Astronomi açısından Evren, gözlem için mevcut en büyük nesne olarak kabul edilir. Aslında, görünür uzayın sınırının Evrenin sınırıyla çakıştığı ve bundan sonraki her şeyin yalnızca fizikçilerin teorik araştırmaları için mevcut olduğu ortaya çıktı.
Gökbilimcilere göre Evren nasıl çalışır? Dünyamız güneş sistemindeki gezegenlerden biridir. Güneş Samanyolu galaksisindedir ve Samanyolu galaksisi diğer galaksilerin bir bulutundadır. Birçok gökada bulutu, metagalaksi adı verilen bir yapı oluşturur. Metagalaksi, Evrenin tüm görünür bölgesini kaplar. Bu nedenle, Evren çok nadir bulunan yıldızlararası gazdan oluşur; uzayda eşit olmayan bir şekilde dağılmış ve kümeler ve galaksiler oluşturan yıldızlar; yıldızların ve yıldız kümelerinin yerçekimi alanına düşen gezegenler, kuyruklu yıldızlar, toz bulutları ve diğer soğuk nesneler. Makro dünyası böyle görünüyor.

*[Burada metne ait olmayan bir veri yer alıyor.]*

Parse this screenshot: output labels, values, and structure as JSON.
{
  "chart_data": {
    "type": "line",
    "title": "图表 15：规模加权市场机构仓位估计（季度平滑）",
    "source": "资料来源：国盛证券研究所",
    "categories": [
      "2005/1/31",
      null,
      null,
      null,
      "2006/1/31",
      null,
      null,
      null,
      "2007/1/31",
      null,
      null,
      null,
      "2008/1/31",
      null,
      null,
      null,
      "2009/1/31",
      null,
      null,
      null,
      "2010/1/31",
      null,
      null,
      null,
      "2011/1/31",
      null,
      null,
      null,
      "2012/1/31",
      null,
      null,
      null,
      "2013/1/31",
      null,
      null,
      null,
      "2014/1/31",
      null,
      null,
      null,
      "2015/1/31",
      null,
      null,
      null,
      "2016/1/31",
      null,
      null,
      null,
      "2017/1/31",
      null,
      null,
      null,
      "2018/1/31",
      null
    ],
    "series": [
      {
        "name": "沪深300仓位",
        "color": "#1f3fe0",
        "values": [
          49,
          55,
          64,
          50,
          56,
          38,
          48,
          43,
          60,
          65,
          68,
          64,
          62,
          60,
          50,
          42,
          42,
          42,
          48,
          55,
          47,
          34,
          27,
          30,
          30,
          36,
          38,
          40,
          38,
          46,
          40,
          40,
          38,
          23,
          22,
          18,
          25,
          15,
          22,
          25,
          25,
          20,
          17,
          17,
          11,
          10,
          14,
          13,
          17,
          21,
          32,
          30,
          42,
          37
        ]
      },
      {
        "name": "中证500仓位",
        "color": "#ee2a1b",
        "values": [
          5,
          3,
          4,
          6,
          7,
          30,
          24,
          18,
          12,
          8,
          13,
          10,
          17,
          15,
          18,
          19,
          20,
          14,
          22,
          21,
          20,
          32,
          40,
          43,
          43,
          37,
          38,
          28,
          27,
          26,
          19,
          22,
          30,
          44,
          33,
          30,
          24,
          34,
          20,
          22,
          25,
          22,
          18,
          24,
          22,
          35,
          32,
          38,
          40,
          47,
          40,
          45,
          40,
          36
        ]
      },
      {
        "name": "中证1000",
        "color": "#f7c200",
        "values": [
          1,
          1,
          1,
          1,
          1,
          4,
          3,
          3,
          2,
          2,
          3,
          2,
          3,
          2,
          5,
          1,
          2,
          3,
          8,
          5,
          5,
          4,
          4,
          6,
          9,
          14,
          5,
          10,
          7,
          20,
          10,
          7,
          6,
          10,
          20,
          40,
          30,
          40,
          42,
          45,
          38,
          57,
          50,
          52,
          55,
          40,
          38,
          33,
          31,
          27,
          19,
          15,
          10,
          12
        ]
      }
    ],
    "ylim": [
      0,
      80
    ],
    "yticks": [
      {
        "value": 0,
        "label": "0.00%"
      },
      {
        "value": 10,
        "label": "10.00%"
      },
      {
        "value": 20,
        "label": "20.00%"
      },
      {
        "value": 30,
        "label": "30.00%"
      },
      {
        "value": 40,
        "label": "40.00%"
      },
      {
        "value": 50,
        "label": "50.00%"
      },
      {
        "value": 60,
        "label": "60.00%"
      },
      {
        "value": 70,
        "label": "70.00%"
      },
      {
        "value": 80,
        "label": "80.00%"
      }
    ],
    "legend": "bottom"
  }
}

Ancak Evrenin nasıl çalıştığına dair yukarıdaki yaklaşık resim tam değil. Uzayın görünür sınırlarının ötesinde başka nesnelerin var olabileceğini hesaba katmaz,içinde görülenlerden farklıdır. Gerçek şu ki, Evrenin sonsuzluğu hakkındaki bakış açısı tamamen doğru değil. Evrenin çok uzak da olsa bir çeşit sınırı olmalı. Bu, en azından Evrenin doğumunun nasıl gerçekleştiğine dair en popüler teori olan Big Bang teorisinden geliyor.
Büyük Patlama teorisine dayanarak, Evrenin ortaya çıkışı, patlayan süper yoğun bir maddenin varlığından kaynaklanmaktadır. Patlamanın bir sonucu olarak, ilk üç dakikada, daha büyük oluşumlar halinde gruplandırılmış Evrenin tüm temel parçacıkları ortaya çıktı. Ancak patlamanın sonuçları hala gözlemlenebilir: Evrenin alanı genişliyor ve galaksiler birbirinden her yöne ayrı ayrı uçuyor.
Orijinal maddenin (veya enerjinin) sonlu bir hacme sahip olması ve belki de hala var olan ve Evrenin dışında bulunan başka bir uzayda olması gerektiğini varsaymak mantıklıdır.
Fizikte sonsuzluk denilen şey, aslında matematiksel sonsuzluk. Denklemlerin ve teorinin mevcut fenomeni tanımlayamadığı durumlarda ortaya çıkar. Bu nedenle, yalnızca en güçlü teleskopların ve teorisyenlerin matematiksel cihazlarının bakamadığı yerde Evrenin nasıl çalıştığı hakkında spekülasyon yapmak kalır. Özellikle evrenin kenarının nasıl göründüğünü tam olarak bilemeyiz.
Fizikçiler, Evrenin nasıl çalıştığı sorusunu yanıtlarken temel parçacıkların incelenmesinin yardımcı olacağına inanıyor. deneyimler"en temel" atom altı parçacıkların enerji demetleri gibi davrandığını gösterin. Ve enerjiden başka bir şey yok. Uzun zamandır başlı başına bir varlık olarak görülen uzay bile artık bir enerji deposu olarak görülüyor. Ancak temel parçacıklar arasında, örneğin bir atomun çekirdeğindeki protonlar ve nötronlar arasında çok büyük bir mesafe vardır. Bu nedenle, mikro dünyanın konumundan, Evren birbirinden çok uzak mesafelere dağılmış nokta enerji kümeleri gibi görünüyor.